21 super fit, highly motivated, British Army mountaineers risk everything in a bid to become the first Britons to conquer Everest via the notoriously difficult West Ridge. Everest - Man Vs Mountain, a five-part documentary series capturing the journey of a 21 person British Army team taking on one of the toughest mountaineering challenges in the world.
Shot by the climbers themselves, as well as professional climbing cameramen, this series follows every gruelling step of their eight week expedition up the treacherous West Ridge of Mount Everest, previously only ever completed by 19 people. Expedition leader Dave Bunting and his team of Army mountaineers trained vigorously for three years, but nothing could prepare them for the realities of a near vertical kilometre of sheer ice, a knife-edge ridge and winds of over 100mph, all at potentially lethal altitudes.
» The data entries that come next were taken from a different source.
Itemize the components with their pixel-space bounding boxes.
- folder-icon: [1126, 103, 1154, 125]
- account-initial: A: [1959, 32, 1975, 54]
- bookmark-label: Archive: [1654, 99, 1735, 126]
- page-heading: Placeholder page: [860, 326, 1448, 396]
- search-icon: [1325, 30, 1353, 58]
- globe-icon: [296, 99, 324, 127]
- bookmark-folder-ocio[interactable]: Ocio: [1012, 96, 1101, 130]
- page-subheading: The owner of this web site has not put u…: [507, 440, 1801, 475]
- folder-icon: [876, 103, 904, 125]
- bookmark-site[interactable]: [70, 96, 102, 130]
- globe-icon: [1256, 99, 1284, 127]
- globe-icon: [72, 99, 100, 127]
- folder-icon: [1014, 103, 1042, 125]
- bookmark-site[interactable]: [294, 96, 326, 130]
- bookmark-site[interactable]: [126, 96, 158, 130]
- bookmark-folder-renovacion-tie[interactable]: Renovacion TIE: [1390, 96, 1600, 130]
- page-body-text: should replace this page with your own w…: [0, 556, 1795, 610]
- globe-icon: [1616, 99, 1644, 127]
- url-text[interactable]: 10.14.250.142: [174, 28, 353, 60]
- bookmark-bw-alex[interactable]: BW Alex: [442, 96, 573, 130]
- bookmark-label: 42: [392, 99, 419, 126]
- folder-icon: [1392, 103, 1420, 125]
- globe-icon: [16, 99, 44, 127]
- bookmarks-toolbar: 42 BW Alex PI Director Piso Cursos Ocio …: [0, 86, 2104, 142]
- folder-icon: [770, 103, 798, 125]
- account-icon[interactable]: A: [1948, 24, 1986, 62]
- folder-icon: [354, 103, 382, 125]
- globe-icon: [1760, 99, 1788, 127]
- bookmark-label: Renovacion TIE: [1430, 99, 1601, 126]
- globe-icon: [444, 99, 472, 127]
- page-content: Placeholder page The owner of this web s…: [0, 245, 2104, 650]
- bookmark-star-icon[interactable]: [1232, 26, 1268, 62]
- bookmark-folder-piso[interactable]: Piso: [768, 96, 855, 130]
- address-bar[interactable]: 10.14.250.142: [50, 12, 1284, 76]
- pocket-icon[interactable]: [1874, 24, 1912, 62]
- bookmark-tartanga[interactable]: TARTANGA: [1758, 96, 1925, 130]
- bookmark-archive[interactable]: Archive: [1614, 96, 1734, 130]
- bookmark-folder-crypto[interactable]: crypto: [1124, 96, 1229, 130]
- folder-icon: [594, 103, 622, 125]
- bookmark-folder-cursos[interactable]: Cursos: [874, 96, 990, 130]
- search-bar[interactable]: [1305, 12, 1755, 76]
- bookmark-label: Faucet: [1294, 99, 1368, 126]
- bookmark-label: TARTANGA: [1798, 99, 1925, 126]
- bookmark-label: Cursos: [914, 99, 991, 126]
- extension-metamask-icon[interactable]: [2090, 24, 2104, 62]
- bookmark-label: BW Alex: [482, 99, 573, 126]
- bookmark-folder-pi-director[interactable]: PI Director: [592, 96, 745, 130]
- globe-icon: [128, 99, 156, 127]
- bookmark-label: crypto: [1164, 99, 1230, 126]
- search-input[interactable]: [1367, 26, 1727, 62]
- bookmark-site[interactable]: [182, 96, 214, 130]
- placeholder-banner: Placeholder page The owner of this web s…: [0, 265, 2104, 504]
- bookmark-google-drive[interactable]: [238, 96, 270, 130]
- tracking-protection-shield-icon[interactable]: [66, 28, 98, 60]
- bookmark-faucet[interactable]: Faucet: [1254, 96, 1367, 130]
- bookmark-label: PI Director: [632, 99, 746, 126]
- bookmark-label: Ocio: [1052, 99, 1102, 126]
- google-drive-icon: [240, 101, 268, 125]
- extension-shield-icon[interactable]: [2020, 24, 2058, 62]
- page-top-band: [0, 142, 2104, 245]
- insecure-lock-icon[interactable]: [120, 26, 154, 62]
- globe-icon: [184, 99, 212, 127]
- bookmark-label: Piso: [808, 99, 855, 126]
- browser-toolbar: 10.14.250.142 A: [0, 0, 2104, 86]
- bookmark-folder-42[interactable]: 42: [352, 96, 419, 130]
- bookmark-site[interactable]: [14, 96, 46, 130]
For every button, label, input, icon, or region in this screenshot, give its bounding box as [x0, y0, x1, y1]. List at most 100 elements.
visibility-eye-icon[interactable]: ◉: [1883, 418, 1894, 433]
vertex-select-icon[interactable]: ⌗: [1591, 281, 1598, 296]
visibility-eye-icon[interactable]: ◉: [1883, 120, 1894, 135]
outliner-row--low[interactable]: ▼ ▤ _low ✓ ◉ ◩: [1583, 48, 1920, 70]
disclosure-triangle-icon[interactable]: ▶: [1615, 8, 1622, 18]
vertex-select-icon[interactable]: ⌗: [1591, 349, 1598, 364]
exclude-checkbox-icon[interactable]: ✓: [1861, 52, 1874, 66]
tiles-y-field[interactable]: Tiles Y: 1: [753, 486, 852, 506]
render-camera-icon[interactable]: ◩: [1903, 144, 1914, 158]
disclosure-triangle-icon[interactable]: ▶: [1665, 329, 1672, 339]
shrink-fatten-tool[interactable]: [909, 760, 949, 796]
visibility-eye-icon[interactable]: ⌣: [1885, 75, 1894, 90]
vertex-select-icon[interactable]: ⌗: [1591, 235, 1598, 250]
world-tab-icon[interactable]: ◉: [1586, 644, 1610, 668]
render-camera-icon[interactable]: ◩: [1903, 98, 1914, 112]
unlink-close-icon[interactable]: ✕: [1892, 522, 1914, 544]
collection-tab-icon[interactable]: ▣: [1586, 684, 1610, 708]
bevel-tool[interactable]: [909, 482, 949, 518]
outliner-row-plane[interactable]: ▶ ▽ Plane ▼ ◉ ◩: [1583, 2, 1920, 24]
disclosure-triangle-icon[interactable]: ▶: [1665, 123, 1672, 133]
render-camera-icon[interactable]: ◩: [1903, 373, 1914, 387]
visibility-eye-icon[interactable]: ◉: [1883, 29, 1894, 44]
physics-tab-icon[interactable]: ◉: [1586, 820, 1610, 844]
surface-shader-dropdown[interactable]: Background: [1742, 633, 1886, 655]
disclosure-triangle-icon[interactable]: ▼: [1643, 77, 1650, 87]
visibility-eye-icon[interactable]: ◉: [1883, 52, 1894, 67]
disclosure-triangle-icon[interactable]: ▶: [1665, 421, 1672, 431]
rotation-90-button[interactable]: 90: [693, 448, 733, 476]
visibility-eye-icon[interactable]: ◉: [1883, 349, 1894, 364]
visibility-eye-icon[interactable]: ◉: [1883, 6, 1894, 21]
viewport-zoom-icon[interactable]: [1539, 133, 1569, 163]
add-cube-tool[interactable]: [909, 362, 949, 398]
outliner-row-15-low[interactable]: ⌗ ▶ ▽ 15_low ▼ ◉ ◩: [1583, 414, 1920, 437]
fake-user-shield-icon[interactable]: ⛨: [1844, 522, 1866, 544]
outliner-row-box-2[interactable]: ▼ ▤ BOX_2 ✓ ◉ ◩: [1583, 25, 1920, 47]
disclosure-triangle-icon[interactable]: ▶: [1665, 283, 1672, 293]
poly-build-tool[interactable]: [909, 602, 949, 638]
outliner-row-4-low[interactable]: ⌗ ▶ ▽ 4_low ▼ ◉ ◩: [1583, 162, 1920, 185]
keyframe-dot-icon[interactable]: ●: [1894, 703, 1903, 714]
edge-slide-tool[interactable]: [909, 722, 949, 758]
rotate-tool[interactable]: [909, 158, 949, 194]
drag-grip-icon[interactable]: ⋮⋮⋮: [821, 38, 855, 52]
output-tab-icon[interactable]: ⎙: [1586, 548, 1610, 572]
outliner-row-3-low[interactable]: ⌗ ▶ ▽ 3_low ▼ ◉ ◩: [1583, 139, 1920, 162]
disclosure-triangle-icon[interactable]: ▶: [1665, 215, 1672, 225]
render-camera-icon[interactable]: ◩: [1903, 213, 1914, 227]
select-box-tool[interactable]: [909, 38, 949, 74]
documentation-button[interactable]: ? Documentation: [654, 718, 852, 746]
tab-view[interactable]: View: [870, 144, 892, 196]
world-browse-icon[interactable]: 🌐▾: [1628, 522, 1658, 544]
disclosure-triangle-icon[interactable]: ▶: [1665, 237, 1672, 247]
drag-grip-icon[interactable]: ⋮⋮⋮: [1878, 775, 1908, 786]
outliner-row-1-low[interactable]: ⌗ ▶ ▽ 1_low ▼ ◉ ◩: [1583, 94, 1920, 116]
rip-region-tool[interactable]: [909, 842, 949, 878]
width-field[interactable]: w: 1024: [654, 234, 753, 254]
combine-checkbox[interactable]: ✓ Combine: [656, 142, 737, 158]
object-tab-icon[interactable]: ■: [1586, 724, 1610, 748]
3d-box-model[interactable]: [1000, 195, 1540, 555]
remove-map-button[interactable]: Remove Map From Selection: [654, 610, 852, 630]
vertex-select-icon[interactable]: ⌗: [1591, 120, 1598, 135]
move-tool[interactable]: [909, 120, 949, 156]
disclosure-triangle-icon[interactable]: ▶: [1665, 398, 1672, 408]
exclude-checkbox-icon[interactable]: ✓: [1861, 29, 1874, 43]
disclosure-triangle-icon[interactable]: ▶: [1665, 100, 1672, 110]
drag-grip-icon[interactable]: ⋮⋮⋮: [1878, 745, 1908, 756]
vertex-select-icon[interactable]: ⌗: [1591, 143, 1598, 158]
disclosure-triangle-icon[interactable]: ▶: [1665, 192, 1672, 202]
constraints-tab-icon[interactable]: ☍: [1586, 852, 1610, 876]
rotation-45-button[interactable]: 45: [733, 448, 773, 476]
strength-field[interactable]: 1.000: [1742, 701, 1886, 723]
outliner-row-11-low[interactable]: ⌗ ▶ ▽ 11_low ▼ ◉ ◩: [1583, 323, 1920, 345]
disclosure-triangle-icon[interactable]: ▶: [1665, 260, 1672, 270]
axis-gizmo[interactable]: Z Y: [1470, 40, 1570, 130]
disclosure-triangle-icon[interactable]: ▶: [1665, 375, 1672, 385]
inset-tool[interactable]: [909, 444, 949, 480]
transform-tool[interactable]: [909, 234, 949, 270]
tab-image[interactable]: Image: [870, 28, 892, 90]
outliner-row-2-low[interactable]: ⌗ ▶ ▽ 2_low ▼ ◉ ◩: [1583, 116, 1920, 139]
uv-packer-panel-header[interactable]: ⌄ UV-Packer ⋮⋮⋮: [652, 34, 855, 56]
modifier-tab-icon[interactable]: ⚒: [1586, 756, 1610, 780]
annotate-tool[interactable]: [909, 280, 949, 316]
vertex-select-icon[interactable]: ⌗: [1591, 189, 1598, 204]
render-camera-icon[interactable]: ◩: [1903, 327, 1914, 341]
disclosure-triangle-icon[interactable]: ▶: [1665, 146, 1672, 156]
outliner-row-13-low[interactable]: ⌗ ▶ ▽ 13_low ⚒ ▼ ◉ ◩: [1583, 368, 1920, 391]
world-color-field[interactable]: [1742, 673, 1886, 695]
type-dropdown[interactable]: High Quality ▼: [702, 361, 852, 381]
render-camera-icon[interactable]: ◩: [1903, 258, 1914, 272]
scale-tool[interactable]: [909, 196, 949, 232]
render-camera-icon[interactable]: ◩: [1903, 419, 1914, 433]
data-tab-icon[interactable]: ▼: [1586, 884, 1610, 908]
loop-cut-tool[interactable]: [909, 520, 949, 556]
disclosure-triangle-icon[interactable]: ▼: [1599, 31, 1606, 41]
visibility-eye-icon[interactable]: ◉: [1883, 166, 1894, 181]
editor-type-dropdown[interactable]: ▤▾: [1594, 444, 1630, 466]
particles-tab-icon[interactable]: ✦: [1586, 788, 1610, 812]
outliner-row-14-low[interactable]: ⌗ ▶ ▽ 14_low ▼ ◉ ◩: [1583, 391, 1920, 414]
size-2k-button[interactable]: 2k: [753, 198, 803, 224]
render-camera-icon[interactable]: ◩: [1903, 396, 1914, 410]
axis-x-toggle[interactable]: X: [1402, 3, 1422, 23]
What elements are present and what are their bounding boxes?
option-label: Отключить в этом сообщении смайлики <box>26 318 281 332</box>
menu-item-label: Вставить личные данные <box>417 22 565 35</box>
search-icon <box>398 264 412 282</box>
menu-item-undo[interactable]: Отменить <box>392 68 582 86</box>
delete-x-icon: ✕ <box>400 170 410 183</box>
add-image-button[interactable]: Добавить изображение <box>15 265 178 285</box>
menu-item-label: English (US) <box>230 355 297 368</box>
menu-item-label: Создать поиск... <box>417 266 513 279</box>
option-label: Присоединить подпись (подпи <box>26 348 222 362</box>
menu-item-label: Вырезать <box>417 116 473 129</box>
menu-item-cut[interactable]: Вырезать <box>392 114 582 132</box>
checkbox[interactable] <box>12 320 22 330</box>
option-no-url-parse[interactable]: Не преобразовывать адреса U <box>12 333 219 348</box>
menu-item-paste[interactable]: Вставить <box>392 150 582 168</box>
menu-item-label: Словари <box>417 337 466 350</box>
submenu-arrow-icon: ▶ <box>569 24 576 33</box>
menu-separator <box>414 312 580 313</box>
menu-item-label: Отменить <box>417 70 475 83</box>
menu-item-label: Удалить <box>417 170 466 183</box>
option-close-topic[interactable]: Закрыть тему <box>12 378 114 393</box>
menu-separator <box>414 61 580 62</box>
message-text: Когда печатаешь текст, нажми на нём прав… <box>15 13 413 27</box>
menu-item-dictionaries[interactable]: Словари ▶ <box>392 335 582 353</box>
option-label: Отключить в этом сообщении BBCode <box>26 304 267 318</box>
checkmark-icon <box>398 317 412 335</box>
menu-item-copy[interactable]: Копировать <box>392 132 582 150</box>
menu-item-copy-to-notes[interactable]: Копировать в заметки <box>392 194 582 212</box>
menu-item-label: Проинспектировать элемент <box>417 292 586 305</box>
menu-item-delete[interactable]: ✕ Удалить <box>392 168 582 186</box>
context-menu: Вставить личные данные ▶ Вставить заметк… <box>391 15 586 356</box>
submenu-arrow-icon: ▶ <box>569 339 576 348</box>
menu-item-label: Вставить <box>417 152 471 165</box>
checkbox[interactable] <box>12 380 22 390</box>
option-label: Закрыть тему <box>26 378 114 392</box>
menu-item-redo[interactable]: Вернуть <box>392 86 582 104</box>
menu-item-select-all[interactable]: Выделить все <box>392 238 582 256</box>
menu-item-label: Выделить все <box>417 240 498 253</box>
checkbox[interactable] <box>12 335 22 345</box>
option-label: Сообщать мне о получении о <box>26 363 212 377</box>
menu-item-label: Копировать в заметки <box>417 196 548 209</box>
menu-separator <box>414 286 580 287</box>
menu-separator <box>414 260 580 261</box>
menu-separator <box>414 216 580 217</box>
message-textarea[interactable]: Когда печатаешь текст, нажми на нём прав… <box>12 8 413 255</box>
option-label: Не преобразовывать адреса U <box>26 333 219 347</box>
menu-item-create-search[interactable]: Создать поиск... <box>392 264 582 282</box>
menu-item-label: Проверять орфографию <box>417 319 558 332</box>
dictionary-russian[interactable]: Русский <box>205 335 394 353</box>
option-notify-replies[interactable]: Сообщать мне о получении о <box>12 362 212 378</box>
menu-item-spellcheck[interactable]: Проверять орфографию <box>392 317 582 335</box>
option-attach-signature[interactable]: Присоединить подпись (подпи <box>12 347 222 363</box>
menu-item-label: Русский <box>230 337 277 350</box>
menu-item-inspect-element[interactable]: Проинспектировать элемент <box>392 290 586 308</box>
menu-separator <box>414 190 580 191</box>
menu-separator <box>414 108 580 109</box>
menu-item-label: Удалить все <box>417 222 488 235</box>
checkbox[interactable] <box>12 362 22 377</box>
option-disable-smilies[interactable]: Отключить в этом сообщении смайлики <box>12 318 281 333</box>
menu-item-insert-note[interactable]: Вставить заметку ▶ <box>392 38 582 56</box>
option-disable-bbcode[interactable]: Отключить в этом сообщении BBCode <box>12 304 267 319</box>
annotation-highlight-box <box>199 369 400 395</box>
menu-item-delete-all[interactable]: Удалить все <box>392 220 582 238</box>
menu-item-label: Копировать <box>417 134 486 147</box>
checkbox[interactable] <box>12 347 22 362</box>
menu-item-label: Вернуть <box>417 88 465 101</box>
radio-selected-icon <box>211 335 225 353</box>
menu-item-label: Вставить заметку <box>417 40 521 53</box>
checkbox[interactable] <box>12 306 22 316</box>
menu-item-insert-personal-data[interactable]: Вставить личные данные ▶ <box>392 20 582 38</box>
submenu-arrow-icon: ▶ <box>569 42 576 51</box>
And that’s even before they get to the final stretch, known with good reason as the Death Zone, representing the most technically demanding high-altitude climbing on the planet. The team comprised specialists equipped with skills that were a necessity to the climb including an oxygen manager, maps manager, climbing doctor and the food manager who was the only woman on the expedition, Jude Humphries.
With Spring being the only season in which climbing the West Ridge is even vaguely possible their challenge is a race against time as well as extreme and unpredictable weather conditions, and the very real danger of severe altitude conditions. At the furthest point of the climb, the avalanche-prone Hornbein Couloir stood between them and success.